Did I say my last name when I introduced myself, I silently wonder? Maybe, given my appearance, they thought I said McNamara, not Nakamura. (This is a common mistake people make when meeting me, and understandable. I’m half Irish, with not a drop of Japanese in my blood.) What if they ask for my card? They’ll see my name. And then they’ll know. Avoid. Business. Cards.
I try to keep my journalistic relationships pretty clean; Introducing complicating and entirely unnecessary elements is something I’m loathe to do. The idea is to keep the stories flowing, not stop them up with speed bumps like, well, like my last name.
A few years ago, when I was just learning to tell stories using different tools, I made my first video.
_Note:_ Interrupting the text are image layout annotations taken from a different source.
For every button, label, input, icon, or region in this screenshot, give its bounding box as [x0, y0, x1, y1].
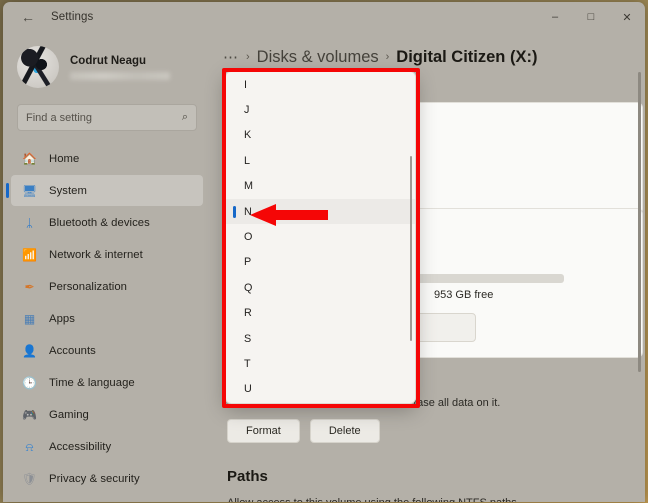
sidebar-nav: 🏠 Home 🖥 System ᛦ Bluetooth & devices 📶 Network… — [3, 143, 211, 502]
sidebar-item-time-language[interactable]: 🕒 Time & language — [11, 367, 203, 398]
window-controls: – □ ✕ — [537, 2, 645, 32]
sidebar: Codrut Neagu ⌕ 🏠 Home 🖥 System ᛦ Bluetooth & … — [3, 32, 211, 502]
capacity-free-text: 953 GB free — [434, 289, 494, 301]
sidebar-item-system[interactable]: 🖥 System — [6, 175, 203, 206]
sidebar-item-accounts[interactable]: 👤 Accounts — [11, 335, 203, 366]
search-icon: ⌕ — [181, 111, 188, 123]
breadcrumb-overflow-button[interactable]: ⋯ — [223, 48, 239, 66]
paths-section: Paths Allow access to this volume using … — [227, 468, 627, 502]
format-button[interactable]: Format — [227, 419, 300, 443]
user-email-redacted — [70, 71, 170, 80]
drive-letter-option-k[interactable]: K — [226, 123, 415, 148]
home-icon: 🏠 — [22, 151, 37, 166]
breadcrumb: ⋯ › Disks & volumes › Digital Citizen (X… — [211, 32, 645, 72]
sidebar-item-personalization[interactable]: ✒ Personalization — [11, 271, 203, 302]
sidebar-item-label: Privacy & security — [49, 472, 140, 485]
drive-letter-option-m[interactable]: M — [226, 174, 415, 199]
sidebar-item-gaming[interactable]: 🎮 Gaming — [11, 399, 203, 430]
breadcrumb-parent-link[interactable]: Disks & volumes — [257, 48, 379, 67]
sidebar-item-label: System — [49, 184, 87, 197]
drive-letter-option-p[interactable]: P — [226, 250, 415, 275]
accounts-icon: 👤 — [22, 343, 37, 358]
sidebar-item-accessibility[interactable]: ⍾ Accessibility — [11, 431, 203, 462]
paths-heading: Paths — [227, 468, 268, 485]
personalization-icon: ✒ — [24, 279, 35, 294]
sidebar-item-bluetooth-devices[interactable]: ᛦ Bluetooth & devices — [11, 207, 203, 238]
format-button-row: Format Delete — [227, 419, 627, 443]
sidebar-item-label: Personalization — [49, 280, 127, 293]
profile-text: Codrut Neagu — [70, 55, 170, 80]
drive-letter-option-r[interactable]: R — [226, 301, 415, 326]
sidebar-item-label: Time & language — [49, 376, 135, 389]
main-scrollbar[interactable] — [638, 72, 641, 372]
settings-window: ← Settings – □ ✕ Codrut Neagu ⌕ 🏠 Home 🖥 Sy… — [3, 2, 645, 502]
drive-letter-option-j[interactable]: J — [226, 97, 415, 122]
apps-icon: ▦ — [23, 311, 36, 326]
sidebar-item-label: Apps — [49, 312, 75, 325]
sidebar-item-label: Accessibility — [49, 440, 112, 453]
sidebar-item-label: Gaming — [49, 408, 89, 421]
bluetooth-devices-icon: ᛦ — [25, 215, 34, 230]
delete-button[interactable]: Delete — [309, 419, 380, 443]
privacy-security-icon: 🛡 — [21, 471, 38, 486]
drive-letter-list: IJKLMNOPQRSTU — [226, 72, 415, 402]
network-internet-icon: 📶 — [22, 247, 37, 262]
time-language-icon: 🕒 — [22, 375, 37, 390]
search-box[interactable]: ⌕ — [17, 104, 197, 131]
accessibility-icon: ⍾ — [25, 439, 34, 454]
sidebar-item-label: Bluetooth & devices — [49, 216, 150, 229]
system-icon: 🖥 — [21, 183, 38, 198]
paths-description: Allow access to this volume using the fo… — [227, 497, 627, 502]
close-button[interactable]: ✕ — [609, 2, 645, 32]
drive-letter-option-l[interactable]: L — [226, 148, 415, 173]
breadcrumb-separator-2: › — [385, 51, 390, 63]
page-title: Digital Citizen (X:) — [396, 47, 538, 66]
sidebar-item-label: Home — [49, 152, 80, 165]
user-profile[interactable]: Codrut Neagu — [3, 32, 211, 94]
window-title: Settings — [51, 11, 94, 23]
search-input[interactable] — [26, 111, 182, 124]
maximize-button[interactable]: □ — [573, 2, 609, 32]
drive-letter-option-t[interactable]: T — [226, 351, 415, 376]
avatar — [17, 46, 59, 88]
dropdown-scrollbar[interactable] — [409, 156, 412, 341]
drive-letter-option-q[interactable]: Q — [226, 275, 415, 300]
sidebar-item-apps[interactable]: ▦ Apps — [11, 303, 203, 334]
sidebar-item-label: Accounts — [49, 344, 96, 357]
drive-letter-dropdown[interactable]: IJKLMNOPQRSTU — [225, 71, 416, 404]
back-button[interactable]: ← — [13, 2, 43, 32]
sidebar-item-label: Network & internet — [49, 248, 143, 261]
sidebar-item-home[interactable]: 🏠 Home — [11, 143, 203, 174]
gaming-icon: 🎮 — [22, 407, 37, 422]
breadcrumb-separator-1: › — [246, 51, 250, 63]
minimize-button[interactable]: – — [537, 2, 573, 32]
drive-letter-option-s[interactable]: S — [226, 326, 415, 351]
drive-letter-option-i[interactable]: I — [226, 72, 415, 97]
drive-letter-option-n[interactable]: N — [226, 198, 415, 225]
sidebar-item-privacy-security[interactable]: 🛡 Privacy & security — [11, 463, 203, 494]
user-name: Codrut Neagu — [70, 54, 147, 67]
sidebar-item-network-internet[interactable]: 📶 Network & internet — [11, 239, 203, 270]
drive-letter-option-o[interactable]: O — [226, 224, 415, 249]
drive-letter-option-u[interactable]: U — [226, 377, 415, 402]
sidebar-item-windows-update[interactable]: ⟳Windows Update — [11, 495, 203, 502]
title-bar: ← Settings – □ ✕ — [3, 2, 645, 32]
In it, one man, WWII veteran Craig Marlette, spoke eloquently about his role in the fighting, and of how many people may have died as a direct result of his actions. It’s a poignant, confessional moment and it happens quickly, :50 seconds into the video:
When I met Craig that morning, the first thing I did was introduce myself – first and last names – and give him my business card. I’ve often wondered, thinking back to that day, whether or not hearing my name had anything at all to do with the emotions that poured out of him that morning. I wince at the thought.
Meeting Craig and the other men of the USS Dunlap meant the world to me. I loved them – admittedly a Don Juan kind of love, simultaneously genuine and fleeting – and I loved every minute of telling their stories.
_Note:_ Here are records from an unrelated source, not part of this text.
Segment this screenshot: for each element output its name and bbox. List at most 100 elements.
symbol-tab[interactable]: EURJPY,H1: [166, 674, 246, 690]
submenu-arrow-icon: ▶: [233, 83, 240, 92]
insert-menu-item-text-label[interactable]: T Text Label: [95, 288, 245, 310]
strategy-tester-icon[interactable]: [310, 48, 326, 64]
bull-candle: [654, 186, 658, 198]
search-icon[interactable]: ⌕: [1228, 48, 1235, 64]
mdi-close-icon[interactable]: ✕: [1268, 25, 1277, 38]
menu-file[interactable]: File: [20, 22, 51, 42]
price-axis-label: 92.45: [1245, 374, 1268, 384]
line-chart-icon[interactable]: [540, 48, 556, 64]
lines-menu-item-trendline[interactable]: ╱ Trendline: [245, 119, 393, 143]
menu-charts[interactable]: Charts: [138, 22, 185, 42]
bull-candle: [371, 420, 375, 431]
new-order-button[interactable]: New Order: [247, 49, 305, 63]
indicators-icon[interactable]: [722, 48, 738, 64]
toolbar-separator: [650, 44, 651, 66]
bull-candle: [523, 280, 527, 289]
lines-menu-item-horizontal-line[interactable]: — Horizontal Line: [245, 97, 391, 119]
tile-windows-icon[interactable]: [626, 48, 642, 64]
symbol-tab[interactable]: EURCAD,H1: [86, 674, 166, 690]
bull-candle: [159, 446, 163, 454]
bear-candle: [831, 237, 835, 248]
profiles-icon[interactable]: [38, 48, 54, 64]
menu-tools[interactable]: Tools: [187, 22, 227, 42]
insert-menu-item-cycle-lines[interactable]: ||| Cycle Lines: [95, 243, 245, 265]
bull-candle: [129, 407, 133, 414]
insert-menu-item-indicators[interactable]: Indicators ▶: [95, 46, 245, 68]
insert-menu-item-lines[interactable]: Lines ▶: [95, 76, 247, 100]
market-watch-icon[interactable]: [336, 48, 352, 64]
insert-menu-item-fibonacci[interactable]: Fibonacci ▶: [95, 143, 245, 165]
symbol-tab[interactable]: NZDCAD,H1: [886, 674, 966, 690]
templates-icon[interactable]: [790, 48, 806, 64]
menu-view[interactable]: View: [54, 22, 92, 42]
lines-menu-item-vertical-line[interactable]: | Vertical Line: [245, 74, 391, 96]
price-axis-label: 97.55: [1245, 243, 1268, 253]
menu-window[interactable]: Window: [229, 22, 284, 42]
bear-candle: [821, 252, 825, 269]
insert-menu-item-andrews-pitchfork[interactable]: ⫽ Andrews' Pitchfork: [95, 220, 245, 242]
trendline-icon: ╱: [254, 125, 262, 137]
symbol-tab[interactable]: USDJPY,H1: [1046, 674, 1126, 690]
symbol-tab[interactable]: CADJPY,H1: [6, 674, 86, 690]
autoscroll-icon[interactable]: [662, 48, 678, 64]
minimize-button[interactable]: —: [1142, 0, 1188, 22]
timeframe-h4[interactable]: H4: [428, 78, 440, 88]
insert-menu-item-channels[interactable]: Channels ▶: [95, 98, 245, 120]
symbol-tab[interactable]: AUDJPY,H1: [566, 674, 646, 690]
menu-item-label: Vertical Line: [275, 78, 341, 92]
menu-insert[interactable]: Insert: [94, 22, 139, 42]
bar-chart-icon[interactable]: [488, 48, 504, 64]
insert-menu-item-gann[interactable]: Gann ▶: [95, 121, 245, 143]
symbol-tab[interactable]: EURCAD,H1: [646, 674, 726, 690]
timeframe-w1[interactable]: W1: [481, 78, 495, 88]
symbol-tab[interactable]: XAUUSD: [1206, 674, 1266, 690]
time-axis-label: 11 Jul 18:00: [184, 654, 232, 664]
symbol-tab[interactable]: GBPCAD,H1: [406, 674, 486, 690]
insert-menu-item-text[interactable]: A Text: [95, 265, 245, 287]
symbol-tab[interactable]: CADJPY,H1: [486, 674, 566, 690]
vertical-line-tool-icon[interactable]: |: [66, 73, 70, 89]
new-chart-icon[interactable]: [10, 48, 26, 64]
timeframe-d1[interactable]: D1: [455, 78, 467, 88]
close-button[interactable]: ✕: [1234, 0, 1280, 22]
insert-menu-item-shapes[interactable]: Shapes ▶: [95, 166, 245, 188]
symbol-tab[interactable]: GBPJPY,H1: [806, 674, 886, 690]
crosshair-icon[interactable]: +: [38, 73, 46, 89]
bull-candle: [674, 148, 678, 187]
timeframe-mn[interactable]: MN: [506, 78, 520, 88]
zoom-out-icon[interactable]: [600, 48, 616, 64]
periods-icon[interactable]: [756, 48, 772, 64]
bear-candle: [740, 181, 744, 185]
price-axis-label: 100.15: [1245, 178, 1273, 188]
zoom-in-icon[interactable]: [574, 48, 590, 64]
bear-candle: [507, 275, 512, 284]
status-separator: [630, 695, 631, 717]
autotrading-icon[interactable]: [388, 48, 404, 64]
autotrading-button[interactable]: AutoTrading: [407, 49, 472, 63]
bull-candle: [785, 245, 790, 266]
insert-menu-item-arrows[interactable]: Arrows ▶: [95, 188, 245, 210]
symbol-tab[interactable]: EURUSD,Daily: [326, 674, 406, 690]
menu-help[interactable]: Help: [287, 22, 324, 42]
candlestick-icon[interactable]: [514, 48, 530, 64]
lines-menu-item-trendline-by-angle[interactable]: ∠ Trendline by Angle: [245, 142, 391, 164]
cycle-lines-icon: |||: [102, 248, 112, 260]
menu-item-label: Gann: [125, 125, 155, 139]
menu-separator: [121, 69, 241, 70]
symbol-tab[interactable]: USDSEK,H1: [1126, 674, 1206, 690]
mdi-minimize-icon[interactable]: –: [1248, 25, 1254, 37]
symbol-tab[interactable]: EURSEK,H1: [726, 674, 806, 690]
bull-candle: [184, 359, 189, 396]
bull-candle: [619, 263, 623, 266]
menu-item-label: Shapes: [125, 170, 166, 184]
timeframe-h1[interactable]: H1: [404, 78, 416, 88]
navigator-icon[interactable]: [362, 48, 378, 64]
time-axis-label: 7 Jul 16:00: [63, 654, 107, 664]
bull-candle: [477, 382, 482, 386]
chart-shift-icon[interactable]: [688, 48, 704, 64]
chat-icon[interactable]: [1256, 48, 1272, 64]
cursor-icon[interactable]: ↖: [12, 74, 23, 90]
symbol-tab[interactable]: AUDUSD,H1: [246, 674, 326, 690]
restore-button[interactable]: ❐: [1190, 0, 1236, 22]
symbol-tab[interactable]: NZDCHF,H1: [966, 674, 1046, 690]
Same for some years prior, when I stood on Omaha Beach and watched in awe as men, whose stories of D-Day I knew intimately, stood in tears on the same shore they washed up on, seasick and terrified, fifty years prior. They hadn’t set foot on that beach since the day of the historic maneuver and likely never would again. Not one second of the experience was lost on me. I’ll never forget it.
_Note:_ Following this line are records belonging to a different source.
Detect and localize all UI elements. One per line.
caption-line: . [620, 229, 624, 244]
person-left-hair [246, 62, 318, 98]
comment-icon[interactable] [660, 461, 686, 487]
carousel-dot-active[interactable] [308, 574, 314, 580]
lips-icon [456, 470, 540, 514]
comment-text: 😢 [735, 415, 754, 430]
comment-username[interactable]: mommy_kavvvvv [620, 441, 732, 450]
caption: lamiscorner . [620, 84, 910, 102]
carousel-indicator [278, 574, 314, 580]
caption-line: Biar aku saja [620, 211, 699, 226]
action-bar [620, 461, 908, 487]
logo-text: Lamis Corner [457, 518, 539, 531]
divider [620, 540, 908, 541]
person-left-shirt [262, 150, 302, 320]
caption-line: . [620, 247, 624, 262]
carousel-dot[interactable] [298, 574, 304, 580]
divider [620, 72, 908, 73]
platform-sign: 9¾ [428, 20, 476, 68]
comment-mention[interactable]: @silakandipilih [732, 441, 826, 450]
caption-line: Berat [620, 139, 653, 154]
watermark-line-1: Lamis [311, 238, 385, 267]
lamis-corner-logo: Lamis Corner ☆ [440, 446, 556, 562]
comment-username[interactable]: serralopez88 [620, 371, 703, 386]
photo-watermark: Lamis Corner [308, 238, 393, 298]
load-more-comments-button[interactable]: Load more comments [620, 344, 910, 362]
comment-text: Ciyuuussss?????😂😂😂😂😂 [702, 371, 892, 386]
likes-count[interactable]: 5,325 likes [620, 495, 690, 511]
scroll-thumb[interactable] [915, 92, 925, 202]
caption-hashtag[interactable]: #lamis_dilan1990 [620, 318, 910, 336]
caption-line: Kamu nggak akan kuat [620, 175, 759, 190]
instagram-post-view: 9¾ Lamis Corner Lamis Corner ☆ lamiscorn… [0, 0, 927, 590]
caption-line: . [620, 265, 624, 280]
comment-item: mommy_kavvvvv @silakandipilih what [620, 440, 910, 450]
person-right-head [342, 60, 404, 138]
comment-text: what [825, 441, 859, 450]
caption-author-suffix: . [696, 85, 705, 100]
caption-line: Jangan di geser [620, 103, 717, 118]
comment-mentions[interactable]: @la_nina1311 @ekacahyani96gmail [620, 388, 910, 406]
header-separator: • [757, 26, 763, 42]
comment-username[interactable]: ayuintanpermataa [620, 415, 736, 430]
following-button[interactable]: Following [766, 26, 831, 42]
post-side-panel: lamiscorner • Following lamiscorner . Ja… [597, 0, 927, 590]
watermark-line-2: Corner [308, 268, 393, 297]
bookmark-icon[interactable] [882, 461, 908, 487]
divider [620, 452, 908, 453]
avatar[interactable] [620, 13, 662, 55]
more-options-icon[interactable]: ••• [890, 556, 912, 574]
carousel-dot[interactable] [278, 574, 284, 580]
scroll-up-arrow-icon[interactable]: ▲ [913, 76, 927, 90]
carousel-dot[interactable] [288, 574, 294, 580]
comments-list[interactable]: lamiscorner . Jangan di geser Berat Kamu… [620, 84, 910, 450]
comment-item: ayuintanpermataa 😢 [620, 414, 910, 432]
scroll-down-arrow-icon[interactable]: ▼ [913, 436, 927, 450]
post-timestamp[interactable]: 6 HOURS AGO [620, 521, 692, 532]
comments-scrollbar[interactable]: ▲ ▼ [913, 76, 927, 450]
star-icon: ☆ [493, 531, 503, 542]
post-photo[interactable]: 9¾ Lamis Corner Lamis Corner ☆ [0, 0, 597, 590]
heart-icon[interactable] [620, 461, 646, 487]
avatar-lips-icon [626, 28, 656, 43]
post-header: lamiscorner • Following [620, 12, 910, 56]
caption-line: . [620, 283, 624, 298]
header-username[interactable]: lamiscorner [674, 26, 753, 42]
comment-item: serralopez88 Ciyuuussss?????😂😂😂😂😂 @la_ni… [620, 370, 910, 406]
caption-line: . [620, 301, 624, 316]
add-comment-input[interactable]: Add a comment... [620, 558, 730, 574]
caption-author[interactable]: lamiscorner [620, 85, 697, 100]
I have also listened as my husband – a Japanese national who came to the United States to go to graduate school – shared stories of excruciating pain: being taunted by young men in rural Missouri uttering fake Chinese in his direction. Being told by a veteran, “I bombed your country. I’ll never let you take my picture.” (My husband, Motoya, is a photographer.)
I’m not sure if Wallace Doble, whose Pearl Harbor story I wrote this week, ever got wind of my last name. I introduced myself first name only that day, and set my business card on the table just as I was leaving.
I savored every moment I spent with him that day.
Was I hiding? You could say that.
I prefer to think of it as getting out of the way of the story.